𝘐 𝘞𝘰𝘯𝘥𝘦𝘳 𝘐𝘧 𝘐𝘵 𝘞𝘢𝘴 𝘢 𝘎𝘰𝘰𝘥 𝘉𝘪𝘳𝘵𝘩𝘥𝘢𝘺

思春期を拗らせてたんだと思う。
やっとまともに関りを持とうとし始めた中学時代、俺はまともに萌花の誕生日を祝ってやれなかった。
プレゼントも用意せず、誕生日の席に出て母さんのつくったケーキやご馳走を食べるだけ。
おめでと、だけをそっけなく言う俺に、萌花は『ありがと、兄さん』とはにかんで笑ってた。

……別にあの頃だって、何もしてやる気がなかった、なんて事はないんだけど。
あいつはよく母さんと庭いじりをしていたから、花好きかなと思って学校帰りに花屋を覗いたり。
小遣いでは到底買えないバッグやアクセサリー並ぶファンシーショップを遠巻きに眺めたり。
鉛筆の尻につける動物のキャップとか匂いのする消しゴムとか、そんなかわいい文房具を眺めたり。

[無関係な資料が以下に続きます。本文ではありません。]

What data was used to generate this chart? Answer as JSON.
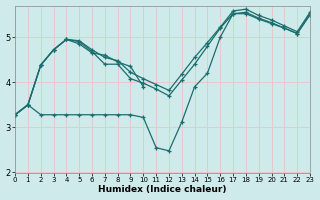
{
  "xlabel": "Humidex (Indice chaleur)",
  "background_color": "#ceeaea",
  "line_color": "#1a6e6e",
  "grid_color": "#e8c8c8",
  "xlim": [
    0,
    23
  ],
  "ylim": [
    2.0,
    5.7
  ],
  "yticks": [
    2,
    3,
    4,
    5
  ],
  "xticks": [
    0,
    1,
    2,
    3,
    4,
    5,
    6,
    7,
    8,
    9,
    10,
    11,
    12,
    13,
    14,
    15,
    16,
    17,
    18,
    19,
    20,
    21,
    22,
    23
  ],
  "series1_x": [
    0,
    1,
    2,
    3,
    4,
    5,
    6,
    7,
    8,
    9,
    10,
    11,
    12,
    13,
    14,
    15,
    16,
    17,
    18,
    19,
    20,
    21,
    22,
    23
  ],
  "series1_y": [
    3.28,
    3.5,
    3.28,
    3.28,
    3.28,
    3.28,
    3.28,
    3.28,
    3.28,
    3.28,
    3.22,
    2.55,
    2.48,
    3.12,
    3.9,
    4.2,
    5.0,
    5.52,
    5.52,
    5.4,
    5.3,
    5.2,
    5.08,
    5.5
  ],
  "series2_x": [
    0,
    1,
    2,
    3,
    4,
    5,
    6,
    7,
    8,
    9,
    10
  ],
  "series2_y": [
    3.28,
    3.5,
    4.38,
    4.72,
    4.95,
    4.85,
    4.65,
    4.6,
    4.45,
    4.35,
    3.9
  ],
  "series3_x": [
    0,
    1,
    2,
    3,
    4,
    5,
    6,
    7,
    8,
    9,
    10,
    11,
    12,
    13,
    14,
    15,
    16,
    17,
    18,
    19,
    20,
    21,
    22,
    23
  ],
  "series3_y": [
    3.28,
    3.5,
    4.38,
    4.72,
    4.95,
    4.9,
    4.68,
    4.4,
    4.4,
    4.08,
    3.98,
    3.85,
    3.7,
    4.05,
    4.4,
    4.8,
    5.2,
    5.52,
    5.55,
    5.42,
    5.32,
    5.2,
    5.08,
    5.5
  ],
  "series4_x": [
    0,
    1,
    2,
    3,
    4,
    5,
    6,
    7,
    8,
    9,
    10,
    11,
    12,
    13,
    14,
    15,
    16,
    17,
    18,
    19,
    20,
    21,
    22,
    23
  ],
  "series4_y": [
    3.28,
    3.5,
    4.38,
    4.72,
    4.95,
    4.92,
    4.72,
    4.55,
    4.48,
    4.22,
    4.08,
    3.95,
    3.82,
    4.18,
    4.55,
    4.88,
    5.22,
    5.58,
    5.62,
    5.48,
    5.38,
    5.25,
    5.12,
    5.55
  ]
}
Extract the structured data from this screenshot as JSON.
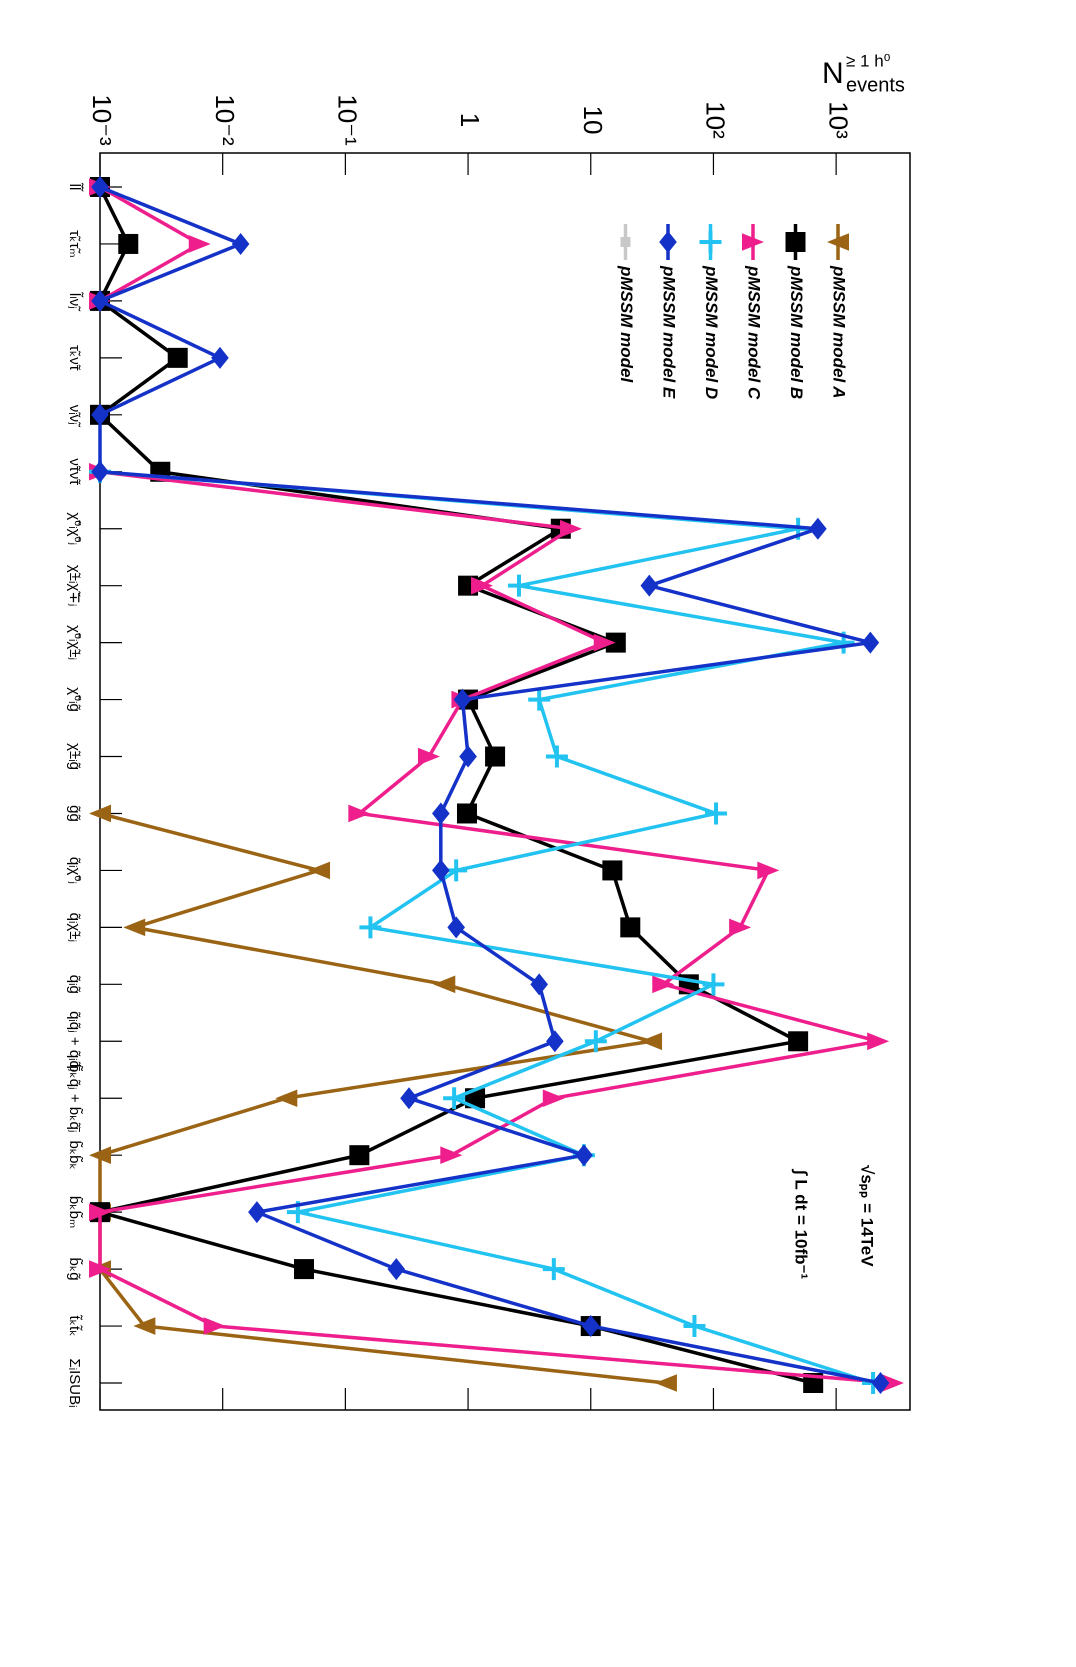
{
  "chart_data": {
    "type": "line",
    "orientation": "rotated",
    "ylabel": "N",
    "ylabel_sup": "≥ 1 h⁰",
    "ylabel_sub": "events",
    "annotations": [
      "√sₚₚ = 14TeV",
      "∫ L dt = 10fb⁻¹"
    ],
    "log_scale": true,
    "ylim": [
      0.001,
      4000
    ],
    "yticks": [
      {
        "value": 0.001,
        "label": "10⁻³"
      },
      {
        "value": 0.01,
        "label": "10⁻²"
      },
      {
        "value": 0.1,
        "label": "10⁻¹"
      },
      1,
      10,
      {
        "value": 100,
        "label": "10²"
      },
      {
        "value": 1000,
        "label": "10³"
      }
    ],
    "categories": [
      "l̃l̃",
      "τ̃ₖτ̃ₘ",
      "l̃ₗν̃ⱼ",
      "τ̃ₖν̃τ",
      "ν̃ᵢν̃ⱼ",
      "ν̃τν̃τ",
      "χ̃⁰ᵢχ̃⁰ⱼ",
      "χ̃±ᵢχ̃∓ⱼ",
      "χ̃⁰ᵢχ̃±ⱼ",
      "χ̃⁰ᵢg̃",
      "χ̃±ᵢg̃",
      "g̃g̃",
      "q̃ᵢχ̃⁰ⱼ",
      "q̃ᵢχ̃±ⱼ",
      "q̃ᵢg̃",
      "q̃ᵢq̃ⱼ + q̃ᵢq̃̄ⱼ",
      "b̃ₖq̃ⱼ + b̃ₖq̃̄ⱼ",
      "b̃ₖb̃ₖ",
      "b̃ₖb̃ₘ",
      "b̃ₖg̃",
      "t̃ₖt̃ₖ",
      "ΣᵢISUBᵢ"
    ],
    "background_series": {
      "name": "pMSSM model",
      "color": "#c8c8c8"
    },
    "series": [
      {
        "name": "pMSSM model A",
        "color": "#9a6414",
        "marker": "triangle-left",
        "values": [
          null,
          null,
          null,
          null,
          null,
          null,
          null,
          null,
          null,
          null,
          null,
          0.001,
          0.061,
          0.0019,
          0.64,
          31,
          0.033,
          0.001,
          0.001,
          0.001,
          0.0023,
          41
        ]
      },
      {
        "name": "pMSSM model B",
        "color": "#000000",
        "marker": "square",
        "values": [
          0.001,
          0.0017,
          0.001,
          0.0043,
          0.001,
          0.0031,
          5.7,
          1.0,
          16,
          1.0,
          1.66,
          0.98,
          15,
          21,
          63,
          490,
          1.14,
          0.13,
          0.001,
          0.046,
          10,
          650
        ]
      },
      {
        "name": "pMSSM model C",
        "color": "#ee1f8c",
        "marker": "triangle-right",
        "values": [
          0.001,
          0.0065,
          0.001,
          null,
          null,
          0.001,
          6.9,
          1.3,
          13,
          0.9,
          0.48,
          0.13,
          280,
          165,
          39,
          2200,
          5,
          0.73,
          0.001,
          0.001,
          0.0086,
          2900
        ]
      },
      {
        "name": "pMSSM model D",
        "color": "#22c3f0",
        "marker": "cross",
        "values": [
          null,
          null,
          null,
          null,
          null,
          0.001,
          490,
          2.6,
          1150,
          3.8,
          5.3,
          105,
          0.8,
          0.16,
          100,
          11,
          0.77,
          8.8,
          0.041,
          5,
          70,
          2000
        ]
      },
      {
        "name": "pMSSM model E",
        "color": "#1432c8",
        "marker": "diamond",
        "values": [
          0.001,
          0.014,
          0.001,
          0.0095,
          0.001,
          0.001,
          710,
          30,
          1900,
          0.9,
          1.0,
          0.6,
          0.6,
          0.8,
          3.8,
          5.1,
          0.33,
          8.8,
          0.019,
          0.26,
          10,
          2300
        ]
      }
    ]
  }
}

小学生女児が喜びそうなものではあったけど萌花が本当にこれを喜ぶのか
萌花の好きなものも趣味も、知ろうせず悩むばかりで。
なによりそんな物をレジに持って行って『プレゼント用に』なんて
当時の俺にはどうしても言えず、結局一度も買った事がなかった。


「高校生の女の子って、何を欲しがるの……」




そして今も同じ事で悩んでいるのだ。
成長しないなぁ、俺。

それでも、今年のプレゼントは、なんとか渡すことが出来た。一応。